簿記とのダブルライセンスを果たすには、3つの注意点があります。資格取得を目的としないように、先を見続ける意識が大切です。また資格の組み合わせがミスマッチだと、ビジネスに活きません。そして資格学習を始める前には、入念に人生計画を組みましょう。ダブルライセンスの注意点を、以下で紹介します。

資格取得を目的にしないように

資格取得では、ダブルライセンス達成だけを目的にしてはいけません。資格だけを取っても、それを仕事に活かせなければ意味がないからです。

資格試験を受ける以上、不合格のリスクも考えなければいけません。また2つの資格取得にこだわりすぎて、仕事がおろそかにならないように注意です。資格取得だけが目的になり、生活が犠牲になっては意味がありません。生活とのバランスを考えながら、必要な資格取得に力を注ぎましょう。

以上からもダブルライセンスが必要な理由を常に考えながら、キャリアメイクに励んでください。

意味のないダブルライセンスを避けよう

ダブルライセンスでは、資格同士のミスマッチにも注意です。相性の悪い資格だと、片方が活きない可能性があります。

たとえば不動産業界での活躍を目指す場合、簿記資格は企業内業務で活きる可能性があります。しかし簿記以外の資格としてITパスポートなどは、不動産業界とミスマッチになるでしょう。

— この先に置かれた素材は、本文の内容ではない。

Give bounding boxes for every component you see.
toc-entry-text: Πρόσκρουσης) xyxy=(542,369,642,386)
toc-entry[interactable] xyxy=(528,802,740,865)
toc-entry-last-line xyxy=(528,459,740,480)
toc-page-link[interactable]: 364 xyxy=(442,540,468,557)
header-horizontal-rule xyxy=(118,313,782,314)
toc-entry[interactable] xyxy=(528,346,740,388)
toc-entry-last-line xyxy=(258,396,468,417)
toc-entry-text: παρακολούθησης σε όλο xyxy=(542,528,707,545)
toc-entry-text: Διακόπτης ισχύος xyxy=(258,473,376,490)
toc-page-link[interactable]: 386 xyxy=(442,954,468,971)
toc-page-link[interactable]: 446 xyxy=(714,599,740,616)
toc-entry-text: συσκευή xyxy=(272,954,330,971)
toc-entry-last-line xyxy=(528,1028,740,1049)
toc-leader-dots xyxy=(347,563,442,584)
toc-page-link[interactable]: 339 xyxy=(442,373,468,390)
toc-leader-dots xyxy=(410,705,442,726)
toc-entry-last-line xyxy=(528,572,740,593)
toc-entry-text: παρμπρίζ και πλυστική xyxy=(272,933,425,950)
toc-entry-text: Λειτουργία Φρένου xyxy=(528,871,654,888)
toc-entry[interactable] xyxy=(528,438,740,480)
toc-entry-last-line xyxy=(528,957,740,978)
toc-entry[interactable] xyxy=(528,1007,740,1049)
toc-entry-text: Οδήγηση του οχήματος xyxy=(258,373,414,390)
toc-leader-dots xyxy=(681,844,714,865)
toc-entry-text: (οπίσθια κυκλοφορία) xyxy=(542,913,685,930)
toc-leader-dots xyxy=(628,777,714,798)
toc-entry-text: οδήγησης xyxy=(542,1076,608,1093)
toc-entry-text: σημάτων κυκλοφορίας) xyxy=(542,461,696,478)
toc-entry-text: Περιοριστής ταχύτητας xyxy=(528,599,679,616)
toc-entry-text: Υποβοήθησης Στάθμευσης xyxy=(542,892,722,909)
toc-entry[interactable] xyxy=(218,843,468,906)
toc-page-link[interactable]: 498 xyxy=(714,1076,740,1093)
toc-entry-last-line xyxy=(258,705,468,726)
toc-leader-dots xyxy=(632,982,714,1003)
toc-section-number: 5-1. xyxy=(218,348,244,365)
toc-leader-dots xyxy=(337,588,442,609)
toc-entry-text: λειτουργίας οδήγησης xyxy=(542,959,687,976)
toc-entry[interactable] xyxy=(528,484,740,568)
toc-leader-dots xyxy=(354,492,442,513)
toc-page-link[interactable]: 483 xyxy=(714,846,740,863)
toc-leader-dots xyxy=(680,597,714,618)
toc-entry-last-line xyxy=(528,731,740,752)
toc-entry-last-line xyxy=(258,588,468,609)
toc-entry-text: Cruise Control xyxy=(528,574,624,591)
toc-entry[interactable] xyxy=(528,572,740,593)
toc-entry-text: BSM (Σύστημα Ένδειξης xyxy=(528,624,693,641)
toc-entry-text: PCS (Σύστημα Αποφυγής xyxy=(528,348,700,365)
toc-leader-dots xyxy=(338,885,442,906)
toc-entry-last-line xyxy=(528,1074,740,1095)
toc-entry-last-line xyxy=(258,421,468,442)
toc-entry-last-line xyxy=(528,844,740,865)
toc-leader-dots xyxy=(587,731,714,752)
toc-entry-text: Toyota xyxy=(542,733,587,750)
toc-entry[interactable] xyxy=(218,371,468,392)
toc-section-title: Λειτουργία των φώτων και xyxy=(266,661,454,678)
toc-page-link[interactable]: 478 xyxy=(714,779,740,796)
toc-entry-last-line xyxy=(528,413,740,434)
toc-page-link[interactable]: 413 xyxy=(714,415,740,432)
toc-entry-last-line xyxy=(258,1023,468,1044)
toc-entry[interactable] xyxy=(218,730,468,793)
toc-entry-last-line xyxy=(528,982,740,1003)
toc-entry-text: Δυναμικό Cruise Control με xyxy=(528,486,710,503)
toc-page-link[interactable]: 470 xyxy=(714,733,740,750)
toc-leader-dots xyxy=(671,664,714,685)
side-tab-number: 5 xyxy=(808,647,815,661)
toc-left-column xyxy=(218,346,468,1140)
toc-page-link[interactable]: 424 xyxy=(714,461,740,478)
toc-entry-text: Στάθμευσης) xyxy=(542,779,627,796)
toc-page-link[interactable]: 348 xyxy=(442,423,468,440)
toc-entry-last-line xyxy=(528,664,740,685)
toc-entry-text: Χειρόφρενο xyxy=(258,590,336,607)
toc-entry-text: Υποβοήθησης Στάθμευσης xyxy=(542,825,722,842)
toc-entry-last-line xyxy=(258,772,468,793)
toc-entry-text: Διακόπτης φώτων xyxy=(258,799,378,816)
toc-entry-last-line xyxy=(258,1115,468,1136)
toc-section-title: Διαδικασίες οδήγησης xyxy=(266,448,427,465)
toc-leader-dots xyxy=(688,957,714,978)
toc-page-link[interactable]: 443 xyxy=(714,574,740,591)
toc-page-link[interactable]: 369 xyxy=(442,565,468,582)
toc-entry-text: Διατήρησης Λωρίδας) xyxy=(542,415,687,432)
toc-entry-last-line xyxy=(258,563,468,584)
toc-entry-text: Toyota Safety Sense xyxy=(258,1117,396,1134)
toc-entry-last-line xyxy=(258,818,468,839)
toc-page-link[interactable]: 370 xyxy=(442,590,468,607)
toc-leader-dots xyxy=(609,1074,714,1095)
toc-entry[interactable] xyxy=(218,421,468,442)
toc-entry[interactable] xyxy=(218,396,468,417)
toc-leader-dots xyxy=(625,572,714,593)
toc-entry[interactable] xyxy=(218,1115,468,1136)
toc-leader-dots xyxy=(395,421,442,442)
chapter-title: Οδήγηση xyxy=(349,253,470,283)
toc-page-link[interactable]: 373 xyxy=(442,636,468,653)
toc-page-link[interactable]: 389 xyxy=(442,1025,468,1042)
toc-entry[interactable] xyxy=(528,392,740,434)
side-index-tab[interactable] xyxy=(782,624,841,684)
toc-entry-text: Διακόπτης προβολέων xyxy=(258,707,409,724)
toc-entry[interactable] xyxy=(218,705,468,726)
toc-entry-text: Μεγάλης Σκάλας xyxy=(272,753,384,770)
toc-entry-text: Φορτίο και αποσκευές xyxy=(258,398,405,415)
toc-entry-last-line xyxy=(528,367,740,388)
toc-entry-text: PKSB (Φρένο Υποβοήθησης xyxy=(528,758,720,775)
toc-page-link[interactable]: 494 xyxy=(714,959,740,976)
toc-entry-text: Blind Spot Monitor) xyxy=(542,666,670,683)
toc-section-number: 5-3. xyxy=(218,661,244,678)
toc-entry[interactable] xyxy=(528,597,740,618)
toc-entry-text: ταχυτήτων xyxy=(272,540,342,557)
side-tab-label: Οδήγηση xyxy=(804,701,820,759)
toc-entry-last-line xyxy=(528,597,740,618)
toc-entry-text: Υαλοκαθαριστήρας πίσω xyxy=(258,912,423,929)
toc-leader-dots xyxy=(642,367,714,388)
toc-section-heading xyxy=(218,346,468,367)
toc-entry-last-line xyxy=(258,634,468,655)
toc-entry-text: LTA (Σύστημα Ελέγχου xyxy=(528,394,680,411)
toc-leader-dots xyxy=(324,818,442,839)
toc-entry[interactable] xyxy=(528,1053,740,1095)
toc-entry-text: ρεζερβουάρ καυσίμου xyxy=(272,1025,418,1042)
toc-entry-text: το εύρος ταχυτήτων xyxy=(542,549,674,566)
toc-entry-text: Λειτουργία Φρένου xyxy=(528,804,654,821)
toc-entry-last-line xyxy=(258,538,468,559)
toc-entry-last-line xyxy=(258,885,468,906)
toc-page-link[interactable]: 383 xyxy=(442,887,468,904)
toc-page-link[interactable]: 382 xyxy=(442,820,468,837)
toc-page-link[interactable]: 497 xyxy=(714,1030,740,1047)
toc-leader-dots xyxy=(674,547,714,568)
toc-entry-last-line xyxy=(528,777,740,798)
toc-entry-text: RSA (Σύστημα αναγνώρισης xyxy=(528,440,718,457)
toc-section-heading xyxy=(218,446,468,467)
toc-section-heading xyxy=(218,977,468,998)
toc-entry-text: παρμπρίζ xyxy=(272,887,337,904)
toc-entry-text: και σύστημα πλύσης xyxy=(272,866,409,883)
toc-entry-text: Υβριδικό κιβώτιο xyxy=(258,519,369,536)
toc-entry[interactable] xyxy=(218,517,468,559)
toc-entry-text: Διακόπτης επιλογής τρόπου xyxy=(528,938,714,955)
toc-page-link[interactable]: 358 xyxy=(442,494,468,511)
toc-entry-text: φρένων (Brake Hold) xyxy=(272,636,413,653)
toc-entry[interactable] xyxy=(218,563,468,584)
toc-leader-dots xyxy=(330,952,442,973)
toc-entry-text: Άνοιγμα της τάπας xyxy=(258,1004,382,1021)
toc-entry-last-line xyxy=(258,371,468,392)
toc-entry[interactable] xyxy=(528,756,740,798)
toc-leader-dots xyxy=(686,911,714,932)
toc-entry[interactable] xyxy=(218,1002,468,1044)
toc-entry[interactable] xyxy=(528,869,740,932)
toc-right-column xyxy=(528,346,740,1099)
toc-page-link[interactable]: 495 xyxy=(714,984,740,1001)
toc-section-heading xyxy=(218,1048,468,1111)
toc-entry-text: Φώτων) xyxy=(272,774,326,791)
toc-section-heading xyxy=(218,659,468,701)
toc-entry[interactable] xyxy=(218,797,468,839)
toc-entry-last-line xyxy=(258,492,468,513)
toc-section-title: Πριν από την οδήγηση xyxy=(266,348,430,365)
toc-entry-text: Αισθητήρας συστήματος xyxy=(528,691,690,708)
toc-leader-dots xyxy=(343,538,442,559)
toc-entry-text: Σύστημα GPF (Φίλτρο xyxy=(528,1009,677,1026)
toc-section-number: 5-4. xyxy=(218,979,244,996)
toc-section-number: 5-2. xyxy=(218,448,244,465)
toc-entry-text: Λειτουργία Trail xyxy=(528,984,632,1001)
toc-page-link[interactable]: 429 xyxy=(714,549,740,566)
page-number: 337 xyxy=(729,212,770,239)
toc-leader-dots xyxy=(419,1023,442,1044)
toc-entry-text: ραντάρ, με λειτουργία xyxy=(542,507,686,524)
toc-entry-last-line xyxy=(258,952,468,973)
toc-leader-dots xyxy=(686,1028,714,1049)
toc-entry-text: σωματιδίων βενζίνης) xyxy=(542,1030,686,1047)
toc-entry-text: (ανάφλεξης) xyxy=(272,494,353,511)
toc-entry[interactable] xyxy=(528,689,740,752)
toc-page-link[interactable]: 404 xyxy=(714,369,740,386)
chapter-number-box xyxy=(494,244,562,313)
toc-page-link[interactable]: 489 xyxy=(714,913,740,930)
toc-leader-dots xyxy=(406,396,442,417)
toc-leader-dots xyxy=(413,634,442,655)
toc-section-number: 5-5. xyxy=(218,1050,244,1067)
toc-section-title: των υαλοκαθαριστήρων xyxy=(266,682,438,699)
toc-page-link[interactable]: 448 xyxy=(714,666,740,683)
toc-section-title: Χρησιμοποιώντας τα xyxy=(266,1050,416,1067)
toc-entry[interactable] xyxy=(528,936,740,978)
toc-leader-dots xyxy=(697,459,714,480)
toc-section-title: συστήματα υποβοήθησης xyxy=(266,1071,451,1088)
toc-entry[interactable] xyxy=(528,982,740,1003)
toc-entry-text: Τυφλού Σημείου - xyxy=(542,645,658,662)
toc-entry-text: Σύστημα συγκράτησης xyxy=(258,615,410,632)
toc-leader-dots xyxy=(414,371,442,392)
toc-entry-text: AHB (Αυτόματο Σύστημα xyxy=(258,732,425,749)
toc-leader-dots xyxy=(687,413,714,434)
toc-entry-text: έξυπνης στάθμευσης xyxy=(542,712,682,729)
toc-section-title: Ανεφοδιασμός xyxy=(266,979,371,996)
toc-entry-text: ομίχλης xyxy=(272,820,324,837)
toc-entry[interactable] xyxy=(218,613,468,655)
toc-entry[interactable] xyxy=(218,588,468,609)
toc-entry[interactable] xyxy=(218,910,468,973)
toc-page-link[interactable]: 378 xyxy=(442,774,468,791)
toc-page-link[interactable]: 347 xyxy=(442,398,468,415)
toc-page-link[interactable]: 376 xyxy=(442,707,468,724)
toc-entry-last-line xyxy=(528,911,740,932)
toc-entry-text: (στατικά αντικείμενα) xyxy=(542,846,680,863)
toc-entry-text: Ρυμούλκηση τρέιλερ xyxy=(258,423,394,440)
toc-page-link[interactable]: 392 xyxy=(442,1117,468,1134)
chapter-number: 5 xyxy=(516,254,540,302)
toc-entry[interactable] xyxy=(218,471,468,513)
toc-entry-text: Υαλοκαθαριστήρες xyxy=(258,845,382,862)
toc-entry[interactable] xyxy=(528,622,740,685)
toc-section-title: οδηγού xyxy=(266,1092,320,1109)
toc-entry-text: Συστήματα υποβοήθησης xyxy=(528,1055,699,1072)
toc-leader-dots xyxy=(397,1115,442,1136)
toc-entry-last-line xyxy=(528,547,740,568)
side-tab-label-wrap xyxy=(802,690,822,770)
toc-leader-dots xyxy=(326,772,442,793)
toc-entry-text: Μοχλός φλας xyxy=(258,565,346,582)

資格同士の特徴を見極め、共通点を確かめながら組み合わせを決めてください。自分のやりたい仕事に活きるように、資格のマッチングを考えましょう。

入念な人生計画を

ダブルライセンスを目指すなら、入念な人生計画が必要です。ひとつの資格を取るだけでも、一定の学習時間を要します。以上を踏まえて、余分な時間をかけない形でのキャリアメイクを進めましょう。

資格がほしくなったときは、それを活かしてやりたいことを定めてください。これを定年までの人生計画に落とし込みます。ダブルライセンス達成時期の目標や、それを使った仕事の達成などを、計画のなかで決めていく形です。このように資格を求める場合は、大まかでもよいので、人生計画を見直しましょう。

まとめ

簿記はビジネスでの重要資格であるため、さまざまな他資格とのダブルライセンスにもつながります。相手となる資格として中小企業診断士やFPなどがおすすめです。

たとえば中小企業診断士なら、企業の財務状況を整理するだけでなく、そこから今後の経営に向けた提案ができます。またFPも企業や顧客の金融的問題を解決するうえで、味方になるでしょう。

何より大切なのは、資格の多さで満足しないことです。複数の資格を仕事に活かす方法を考え、それに応じたキャリアメイクを果たしてください。